It takes about 15 years and $millions to bring a new medicine to market. Great care is taken to evaluate new treatments on adults to ensure safety and efficacy while balancing side effects with benefits to health. The process for testing medicines for children is tightly regulated and all research protocols must be submitted for Ethics Committee/Institutional Review Board (IRB) scrutiny and approval before trials can start.
Amazingly, it has not until recently been a legal or regulatory requirement to test medicines for children. There are excellent guidebooks on paediatric prescribing complied by paediatricians, based on years of clinical experience and academic research. Most of the time children get better without a problem. But what happens when a child needs treatment but the prescribing guidance is lacking?
“The health of children may suffer as, when a doctor writes a prescription for an untested unauthorised product, that doctor can not be sure the medicine will be truly effective, what dose is appropriate or exactly what the side effects will be”. References 1,2
The ethical and research needs of children are very different from that of adults. Paediatric clinical trials need to be tailored to the patient group as well as the disease and therapeutic area. Children are vulnerable and may not have capacity to assent for themselves.

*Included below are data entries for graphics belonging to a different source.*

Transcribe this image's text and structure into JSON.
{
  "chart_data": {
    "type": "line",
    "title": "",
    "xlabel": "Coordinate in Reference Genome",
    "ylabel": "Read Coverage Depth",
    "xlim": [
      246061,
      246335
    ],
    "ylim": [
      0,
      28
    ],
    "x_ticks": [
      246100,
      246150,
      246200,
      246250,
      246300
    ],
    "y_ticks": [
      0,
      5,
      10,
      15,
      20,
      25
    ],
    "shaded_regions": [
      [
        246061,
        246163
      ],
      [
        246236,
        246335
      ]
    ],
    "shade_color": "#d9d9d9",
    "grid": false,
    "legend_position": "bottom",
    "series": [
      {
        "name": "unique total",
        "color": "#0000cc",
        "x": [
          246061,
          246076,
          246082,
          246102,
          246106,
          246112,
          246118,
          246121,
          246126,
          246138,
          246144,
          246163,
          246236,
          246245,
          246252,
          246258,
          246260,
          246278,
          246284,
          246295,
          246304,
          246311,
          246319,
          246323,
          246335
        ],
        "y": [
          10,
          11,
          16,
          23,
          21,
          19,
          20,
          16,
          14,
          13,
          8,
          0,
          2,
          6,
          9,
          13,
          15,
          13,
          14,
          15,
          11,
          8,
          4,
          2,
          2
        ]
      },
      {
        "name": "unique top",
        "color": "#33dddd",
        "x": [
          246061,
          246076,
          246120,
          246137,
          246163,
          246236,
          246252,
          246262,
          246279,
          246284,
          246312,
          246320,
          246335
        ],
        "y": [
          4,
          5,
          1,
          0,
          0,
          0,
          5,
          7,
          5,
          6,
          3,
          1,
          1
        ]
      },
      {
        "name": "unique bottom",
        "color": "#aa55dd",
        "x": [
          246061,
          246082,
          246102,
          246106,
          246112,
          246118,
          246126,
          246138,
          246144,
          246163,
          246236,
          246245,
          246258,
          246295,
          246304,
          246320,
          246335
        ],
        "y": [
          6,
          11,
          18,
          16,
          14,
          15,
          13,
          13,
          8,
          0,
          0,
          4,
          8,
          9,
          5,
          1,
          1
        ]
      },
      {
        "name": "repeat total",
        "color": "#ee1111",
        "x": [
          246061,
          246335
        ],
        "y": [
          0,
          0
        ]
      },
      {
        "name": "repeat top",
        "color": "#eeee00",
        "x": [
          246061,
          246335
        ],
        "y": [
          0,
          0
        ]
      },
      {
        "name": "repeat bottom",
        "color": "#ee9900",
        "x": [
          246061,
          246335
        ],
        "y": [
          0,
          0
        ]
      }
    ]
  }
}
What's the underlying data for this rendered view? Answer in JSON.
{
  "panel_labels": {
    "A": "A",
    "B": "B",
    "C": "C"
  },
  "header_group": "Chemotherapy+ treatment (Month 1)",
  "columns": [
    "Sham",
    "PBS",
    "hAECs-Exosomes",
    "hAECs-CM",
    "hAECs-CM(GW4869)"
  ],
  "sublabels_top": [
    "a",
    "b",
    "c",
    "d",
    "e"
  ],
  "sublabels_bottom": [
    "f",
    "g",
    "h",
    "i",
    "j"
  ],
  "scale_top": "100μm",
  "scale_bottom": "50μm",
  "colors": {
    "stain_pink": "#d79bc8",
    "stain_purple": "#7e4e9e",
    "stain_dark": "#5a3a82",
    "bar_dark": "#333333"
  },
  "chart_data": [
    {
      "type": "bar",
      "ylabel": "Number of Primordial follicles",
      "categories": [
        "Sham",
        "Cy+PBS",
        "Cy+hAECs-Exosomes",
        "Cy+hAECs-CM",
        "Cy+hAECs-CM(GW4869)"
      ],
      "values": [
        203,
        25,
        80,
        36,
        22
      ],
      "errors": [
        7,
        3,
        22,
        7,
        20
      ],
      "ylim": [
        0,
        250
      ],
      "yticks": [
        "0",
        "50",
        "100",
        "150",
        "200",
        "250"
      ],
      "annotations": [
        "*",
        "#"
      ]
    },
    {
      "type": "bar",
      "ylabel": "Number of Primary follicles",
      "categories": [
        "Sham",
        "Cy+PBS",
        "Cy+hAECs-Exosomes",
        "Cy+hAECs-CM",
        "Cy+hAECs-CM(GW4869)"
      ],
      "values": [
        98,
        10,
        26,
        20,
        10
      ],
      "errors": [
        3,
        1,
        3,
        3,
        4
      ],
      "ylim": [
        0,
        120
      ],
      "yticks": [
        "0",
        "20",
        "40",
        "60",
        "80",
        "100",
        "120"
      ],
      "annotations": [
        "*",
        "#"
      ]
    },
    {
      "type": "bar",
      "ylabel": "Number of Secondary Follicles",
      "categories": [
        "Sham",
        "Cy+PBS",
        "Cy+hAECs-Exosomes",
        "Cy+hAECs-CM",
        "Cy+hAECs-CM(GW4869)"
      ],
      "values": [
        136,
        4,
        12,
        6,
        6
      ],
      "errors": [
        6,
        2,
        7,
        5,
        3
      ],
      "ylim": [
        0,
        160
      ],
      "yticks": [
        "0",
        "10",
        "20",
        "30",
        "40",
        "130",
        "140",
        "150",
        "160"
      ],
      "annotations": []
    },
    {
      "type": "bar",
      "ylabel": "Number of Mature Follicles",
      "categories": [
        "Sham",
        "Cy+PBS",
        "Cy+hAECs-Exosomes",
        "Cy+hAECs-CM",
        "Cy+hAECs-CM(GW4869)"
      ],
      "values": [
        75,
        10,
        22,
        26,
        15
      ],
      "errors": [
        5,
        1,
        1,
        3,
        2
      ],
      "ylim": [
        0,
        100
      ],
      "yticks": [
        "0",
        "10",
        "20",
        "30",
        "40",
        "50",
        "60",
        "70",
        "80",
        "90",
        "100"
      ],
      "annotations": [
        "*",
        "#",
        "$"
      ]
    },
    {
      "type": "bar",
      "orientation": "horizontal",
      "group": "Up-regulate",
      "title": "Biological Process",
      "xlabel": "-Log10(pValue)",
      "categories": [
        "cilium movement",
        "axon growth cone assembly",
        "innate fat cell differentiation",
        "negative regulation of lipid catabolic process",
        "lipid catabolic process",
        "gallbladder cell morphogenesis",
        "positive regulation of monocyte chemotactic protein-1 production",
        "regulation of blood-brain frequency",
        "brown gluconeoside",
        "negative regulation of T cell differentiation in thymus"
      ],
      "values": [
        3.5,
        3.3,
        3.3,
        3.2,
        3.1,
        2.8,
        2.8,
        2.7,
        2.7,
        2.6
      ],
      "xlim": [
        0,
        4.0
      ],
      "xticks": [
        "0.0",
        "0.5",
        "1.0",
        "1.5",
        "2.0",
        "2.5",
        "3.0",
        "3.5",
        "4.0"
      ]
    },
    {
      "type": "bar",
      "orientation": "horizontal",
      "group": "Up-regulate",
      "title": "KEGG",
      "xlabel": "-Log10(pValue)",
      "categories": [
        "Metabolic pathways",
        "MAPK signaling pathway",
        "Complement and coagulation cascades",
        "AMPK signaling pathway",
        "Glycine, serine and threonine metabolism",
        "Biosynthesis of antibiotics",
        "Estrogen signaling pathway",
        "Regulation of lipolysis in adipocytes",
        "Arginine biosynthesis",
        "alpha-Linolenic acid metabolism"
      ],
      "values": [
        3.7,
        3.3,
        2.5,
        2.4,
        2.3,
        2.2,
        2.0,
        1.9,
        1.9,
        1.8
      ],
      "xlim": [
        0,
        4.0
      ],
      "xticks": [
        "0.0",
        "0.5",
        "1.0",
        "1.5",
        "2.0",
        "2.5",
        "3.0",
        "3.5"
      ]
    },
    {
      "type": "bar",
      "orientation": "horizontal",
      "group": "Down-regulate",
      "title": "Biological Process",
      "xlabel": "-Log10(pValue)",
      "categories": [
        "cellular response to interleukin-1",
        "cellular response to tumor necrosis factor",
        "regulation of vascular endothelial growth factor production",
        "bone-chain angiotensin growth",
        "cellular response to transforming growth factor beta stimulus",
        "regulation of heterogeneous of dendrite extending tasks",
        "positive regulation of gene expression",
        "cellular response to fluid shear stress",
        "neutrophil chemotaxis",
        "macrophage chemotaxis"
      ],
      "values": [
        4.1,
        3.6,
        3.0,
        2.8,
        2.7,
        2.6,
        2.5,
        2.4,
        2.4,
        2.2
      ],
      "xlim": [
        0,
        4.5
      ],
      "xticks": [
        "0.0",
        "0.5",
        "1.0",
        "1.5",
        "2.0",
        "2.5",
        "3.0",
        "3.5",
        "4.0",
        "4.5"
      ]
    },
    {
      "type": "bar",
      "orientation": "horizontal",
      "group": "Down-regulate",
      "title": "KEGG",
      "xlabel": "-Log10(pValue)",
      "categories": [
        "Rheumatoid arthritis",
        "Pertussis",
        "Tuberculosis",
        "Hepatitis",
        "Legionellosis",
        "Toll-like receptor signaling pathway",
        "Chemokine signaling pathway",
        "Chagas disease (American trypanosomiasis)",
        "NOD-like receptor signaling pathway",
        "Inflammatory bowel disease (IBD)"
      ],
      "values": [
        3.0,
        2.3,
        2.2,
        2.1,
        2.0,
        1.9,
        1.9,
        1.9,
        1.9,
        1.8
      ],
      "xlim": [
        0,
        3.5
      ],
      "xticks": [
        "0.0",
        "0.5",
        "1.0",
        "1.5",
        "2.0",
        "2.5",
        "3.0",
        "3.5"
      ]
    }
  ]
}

Children are not small adults and respond very differently to medicines at various ages and stages of development. Nobody would allow children near medicine cabinets for fear of them getting the wrong dose. Is it not equally unwise to give children medicines that have not been properly tested? However moves have been made to rectify this and a new paediatric regulation is now in force, mandading companies to perform paediatric clinical trials.
Paediatric clinical trial challenges - need for training
There are significant challenges to performing studies in children. Paediatric trials are fraught with ethical and practical difficulties and take much longer to do than clinical trials in adults. Pharmaceutical companies therefore have to justify expensive paediatric trials to shareholders for a perceived smaller financial return compared to adult medicines. But with the addition of new Member States in Europe there are now approximately 100 million children who will need safe, effective medicines.
With the new European Medicines for Children Regulation in force, pharmaceutical company research staff not used to working with children may find themselves with steep learning curves.
However, with training and planning it is possible to save costs on the learning curve (usually associated with poorly designed protocol leading to slow recruitment and poor compliance).